Déjà de par leur nombre, le choix de Fachhochschulen offert aux étudiants est vaste. On en compte plus de 150. En plus, 31 FH, créées par les gouvernements de la Fédération et des Länder pour leurs besoins propres, sont réservées aux membres de la fonction publique. Mais les autres sont accessibles à tous, y compris bien sûr aux étrangers. Elles relèvent, en majorité, de la compétence des Länder qui en assurent aussi le financement. En outre, il existe 44 Fachhochschulen reconnues par l'Etat, dont 19 sont confessionnelles et 25 privées. Enfin, mentionnons aussi l'existence de cinq universités intégrées (Gesamthochschulen) qui offrent des cursus d'études du niveau des Fachhochschulen. Ces universités intégrées sont nées du regroupement d'une université, d'une école supérieure de pédagogie, d'une Fachhochschule et, dans une certaine limite, d'une école supérieure des Beaux-arts en un même lieu. Elles offrent à l'étudiant une gamme encore plus étendue de possibilités dans le choix des cursus d'études et des diplômes ou titres de fin d'études, même au cours des études.
Depuis qu'a pris fin leur phase de construction et de consolidation, et sans renoncer à leur vocation régionale, les Fachhochschulen ont amorcé une ère de collaboration. Elles cherchent à conclure des accords de coopération avec des institutions étrangères et encouragent leurs étudiants à séjourner à l'étranger, de même qu'elles invitent les étudiants étrangers à venir dans leur établissement. En conséquence, de nombreuses FH offrent maintenant des cursus avec études à vocation internationale qui sont sanctionnés par un double diplôme, c'est-à-dire un diplôme allemand et un diplôme étranger ; en outre, des diplômes et certificats supplémentaires peuvent être obtenus durant les études à l'étranger.
Les Fachhochschulen proposent tout un éventail de matières dans une quinzaine de filières avec de nombreuses spécialités.
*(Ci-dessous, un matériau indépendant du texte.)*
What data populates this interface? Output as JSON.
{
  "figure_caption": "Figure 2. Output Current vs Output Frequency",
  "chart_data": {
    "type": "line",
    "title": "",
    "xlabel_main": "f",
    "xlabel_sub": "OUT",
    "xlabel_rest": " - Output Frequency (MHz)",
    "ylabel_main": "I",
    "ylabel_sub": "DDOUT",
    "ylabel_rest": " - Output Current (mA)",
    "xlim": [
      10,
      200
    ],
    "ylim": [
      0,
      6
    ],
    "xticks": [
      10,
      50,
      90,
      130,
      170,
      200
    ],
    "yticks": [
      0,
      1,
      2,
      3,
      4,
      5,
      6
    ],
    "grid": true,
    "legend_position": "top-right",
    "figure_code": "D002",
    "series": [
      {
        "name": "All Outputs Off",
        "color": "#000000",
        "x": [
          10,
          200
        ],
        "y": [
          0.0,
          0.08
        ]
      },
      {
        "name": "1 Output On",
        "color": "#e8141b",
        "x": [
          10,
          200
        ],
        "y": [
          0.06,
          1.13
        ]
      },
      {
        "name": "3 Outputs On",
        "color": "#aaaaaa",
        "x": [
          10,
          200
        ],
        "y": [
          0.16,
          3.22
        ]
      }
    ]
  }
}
Pour la seule formation des ingénieurs, on relève quelque 25 cursus différents. D'autres filières incluent l'économie, l'administration, les sciences sociales, la santé et la thérapie, les mathématiques, l'informatique, les techniques d'information et de communication, l'art, le design et la restauration d'oeuvres. La nouvelle spécialisation des techniques d'information et de communication compte les cursus suivants proposé dans la majorité des Länder : archives, bibliothéconomie et documentation, interprétation, traduction, muséologie, mais aussi des cursus proposés dans quelques établissements seulement, comme la gestion dans le domaine des médias, la rédaction technique, le commerce du livre, l'édition, etc. Grâce à ce choix de disciplines, les Fachhochschulen sont devenues un des piliers de l'enseignement supérieur allemand. Environ 420 000 étudiants, dont 30 000 étrangers, étudient aujourd'hui dans les établissements de ce type. Cette affluence a un inconvénient : là aussi elle entraîne à sa suite de sévères restrictions d'admission dans certaines disciplines.